Walter Shapiro: The Man Who Ended Our Nixon Nightmare

Walter Shapiro observed the Ford administration from the vantage point of working for the Carter campaign. He found that Ford was often ineffective as President, but also acknowledges that the 1970’s were a difficult time for any American President (including Jimmy Carter), and that Ford was the right person to become President following Watergate:

With three decades of hindsight, however, it is hard to see how Ford could have been a successful president, even without the pardon. Ford, whose Midwestern conservatism was built around balanced budgets and Chamber of Commerce verities, was a transitional figure in the history of the Republican Party, destined to be swept aside by the ideological certainties of the Reagan right. Nothing better symbolized Ford’s fecklessness than his selection of Republican liberal hawk Nelson Rockefeller as his vice president, only to publicly dump Rocky from the 1976 GOP ticket when he was challenged by Reagan. Still, Ford’s most enduring gift to liberals was his appointment of still-serving Justice John Paul Stevens to the Supreme Court in 1975.

In fairness to Ford (and Carter), the 1970s would have been a miserable decade for any occupant of the Oval Office. As president, Ford had to endure the most humiliating defeat in modern American history — the 1975 fall of Saigon, complete with the desperate helicopter evacuation from the American Embassy. The Soviet Union was still seen as a formidable military adversary, not the fast-deteriorating nuclear power of the late 1980s. Inflation was spiraling out of control, and Ford’s WIN buttons (the initials stood for “Whip Inflation Now”) were a poor excuse for a coherent economic policy.

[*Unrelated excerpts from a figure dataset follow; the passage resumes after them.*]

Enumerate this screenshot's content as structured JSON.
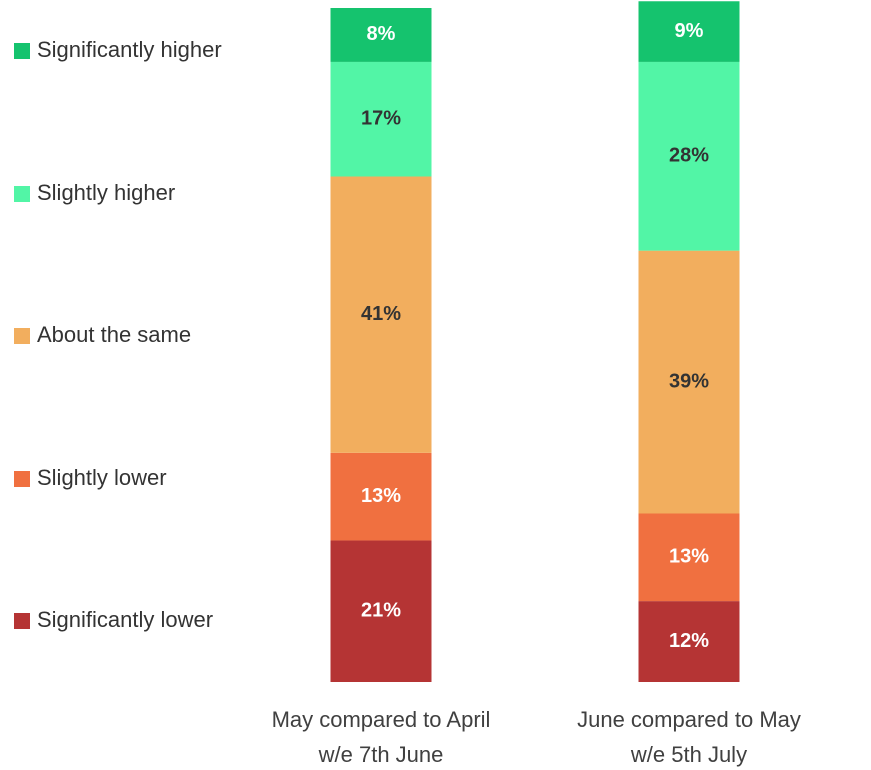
{
  "chart_data": {
    "type": "stacked_bar",
    "categories": [
      [
        "May compared to April",
        "w/e 7th June"
      ],
      [
        "June compared to May",
        "w/e 5th July"
      ]
    ],
    "series": [
      {
        "name": "Significantly lower",
        "color": "#b53434",
        "label_color": "#ffffff",
        "values": [
          21,
          12
        ],
        "value_labels": [
          "21%",
          "12%"
        ]
      },
      {
        "name": "Slightly lower",
        "color": "#f07040",
        "label_color": "#ffffff",
        "values": [
          13,
          13
        ],
        "value_labels": [
          "13%",
          "13%"
        ]
      },
      {
        "name": "About the same",
        "color": "#f2ae5e",
        "label_color": "#333333",
        "values": [
          41,
          39
        ],
        "value_labels": [
          "41%",
          "39%"
        ]
      },
      {
        "name": "Slightly higher",
        "color": "#52f5a6",
        "label_color": "#333333",
        "values": [
          17,
          28
        ],
        "value_labels": [
          "17%",
          "28%"
        ]
      },
      {
        "name": "Significantly higher",
        "color": "#15c36e",
        "label_color": "#ffffff",
        "values": [
          8,
          9
        ],
        "value_labels": [
          "8%",
          "9%"
        ]
      }
    ],
    "ylim": [
      0,
      100
    ],
    "legend": "left"
  }
}
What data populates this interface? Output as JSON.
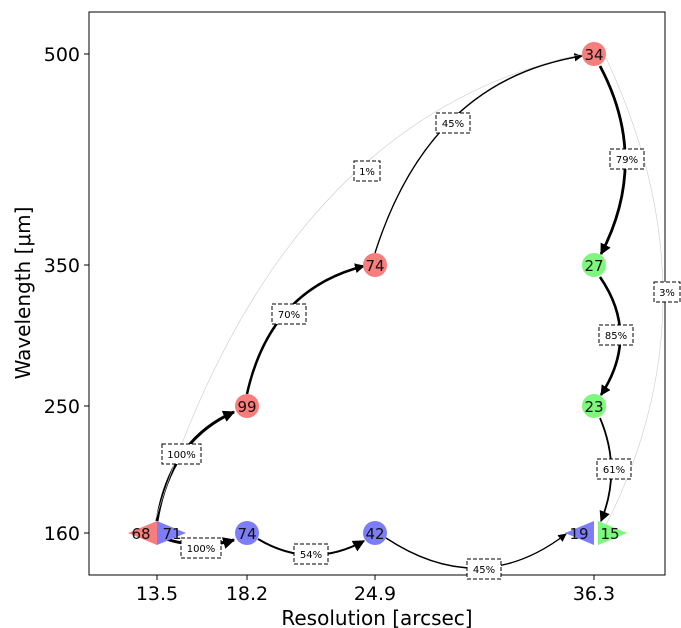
{
  "axes": {
    "xlabel": "Resolution [arcsec]",
    "ylabel": "Wavelength [μm]",
    "xticks": [
      "13.5",
      "18.2",
      "24.9",
      "36.3"
    ],
    "yticks": [
      "500",
      "350",
      "250",
      "160"
    ]
  },
  "colors": {
    "red": "#f87d7d",
    "green": "#7df87d",
    "blue": "#7d7df8"
  },
  "nodes": [
    {
      "id": "n-13.5-160-red",
      "label": "68",
      "color": "red",
      "shape": "triangle-left"
    },
    {
      "id": "n-13.5-160-blue",
      "label": "71",
      "color": "blue",
      "shape": "triangle-right"
    },
    {
      "id": "n-18.2-160",
      "label": "74",
      "color": "blue",
      "shape": "circle"
    },
    {
      "id": "n-24.9-160",
      "label": "42",
      "color": "blue",
      "shape": "circle"
    },
    {
      "id": "n-36.3-160-blue",
      "label": "19",
      "color": "blue",
      "shape": "triangle-left"
    },
    {
      "id": "n-36.3-160-green",
      "label": "15",
      "color": "green",
      "shape": "triangle-right"
    },
    {
      "id": "n-18.2-250",
      "label": "99",
      "color": "red",
      "shape": "circle"
    },
    {
      "id": "n-24.9-350",
      "label": "74",
      "color": "red",
      "shape": "circle"
    },
    {
      "id": "n-36.3-500",
      "label": "34",
      "color": "red",
      "shape": "circle"
    },
    {
      "id": "n-36.3-350",
      "label": "27",
      "color": "green",
      "shape": "circle"
    },
    {
      "id": "n-36.3-250",
      "label": "23",
      "color": "green",
      "shape": "circle"
    }
  ],
  "edges": [
    {
      "label": "100%"
    },
    {
      "label": "70%"
    },
    {
      "label": "45%"
    },
    {
      "label": "1%"
    },
    {
      "label": "79%"
    },
    {
      "label": "85%"
    },
    {
      "label": "61%"
    },
    {
      "label": "3%"
    },
    {
      "label": "100%"
    },
    {
      "label": "54%"
    },
    {
      "label": "45%"
    }
  ]
}
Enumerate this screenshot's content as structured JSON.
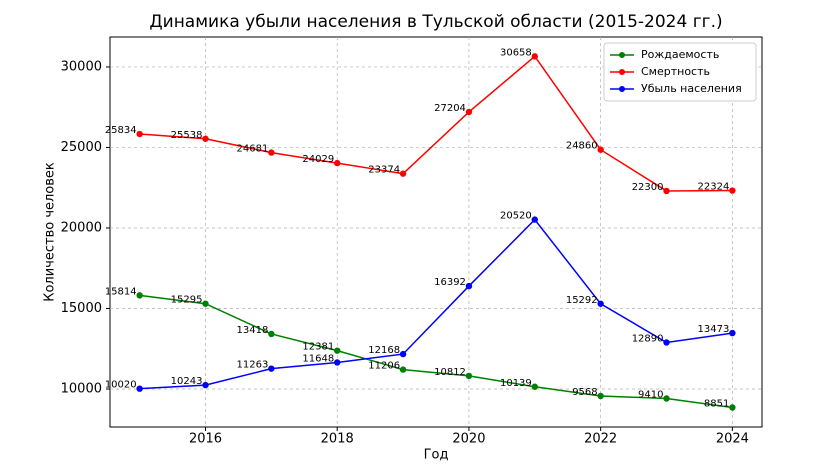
{
  "chart_data": {
    "type": "line",
    "title": "Динамика убыли населения в Тульской области (2015-2024 гг.)",
    "x_label": "Год",
    "y_label": "Количество человек",
    "x": [
      2015,
      2016,
      2017,
      2018,
      2019,
      2020,
      2021,
      2022,
      2023,
      2024
    ],
    "series": [
      {
        "name": "Рождаемость",
        "color": "#008000",
        "values": [
          15814,
          15295,
          13418,
          12381,
          11206,
          10812,
          10139,
          9568,
          9410,
          8851
        ]
      },
      {
        "name": "Смертность",
        "color": "#ff0000",
        "values": [
          25834,
          25538,
          24681,
          24029,
          23374,
          27204,
          30658,
          24860,
          22300,
          22324
        ]
      },
      {
        "name": "Убыль населения",
        "color": "#0000ff",
        "values": [
          10020,
          10243,
          11263,
          11648,
          12168,
          16392,
          20520,
          15292,
          12890,
          13473
        ]
      }
    ],
    "xlim": [
      2014.55,
      2024.45
    ],
    "xticks": [
      2016,
      2018,
      2020,
      2022,
      2024
    ],
    "ylim": [
      7640,
      31860
    ],
    "yticks": [
      10000,
      15000,
      20000,
      25000,
      30000
    ],
    "grid": true,
    "legend": "upper right",
    "data_labels": true
  }
}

Modesty is not a characteristic of great leaders. It is hard to imagine another future president saying anything analogous to this self-summation when he succeeded Agnew, “I am a Ford, not a Lincoln.” But Ford, for all his limitations, was the right person to step into the presidency in 1974 after the most wrenching constitutional crisis in more than a century. Ford’s blaze of glory may have been fleeting, but its brightness more than counterbalanced its brevity. Not a bad career capstone for a man who in 1973 seemed poised to join the roster of nearly forgotten congressional leaders who never wielded real power.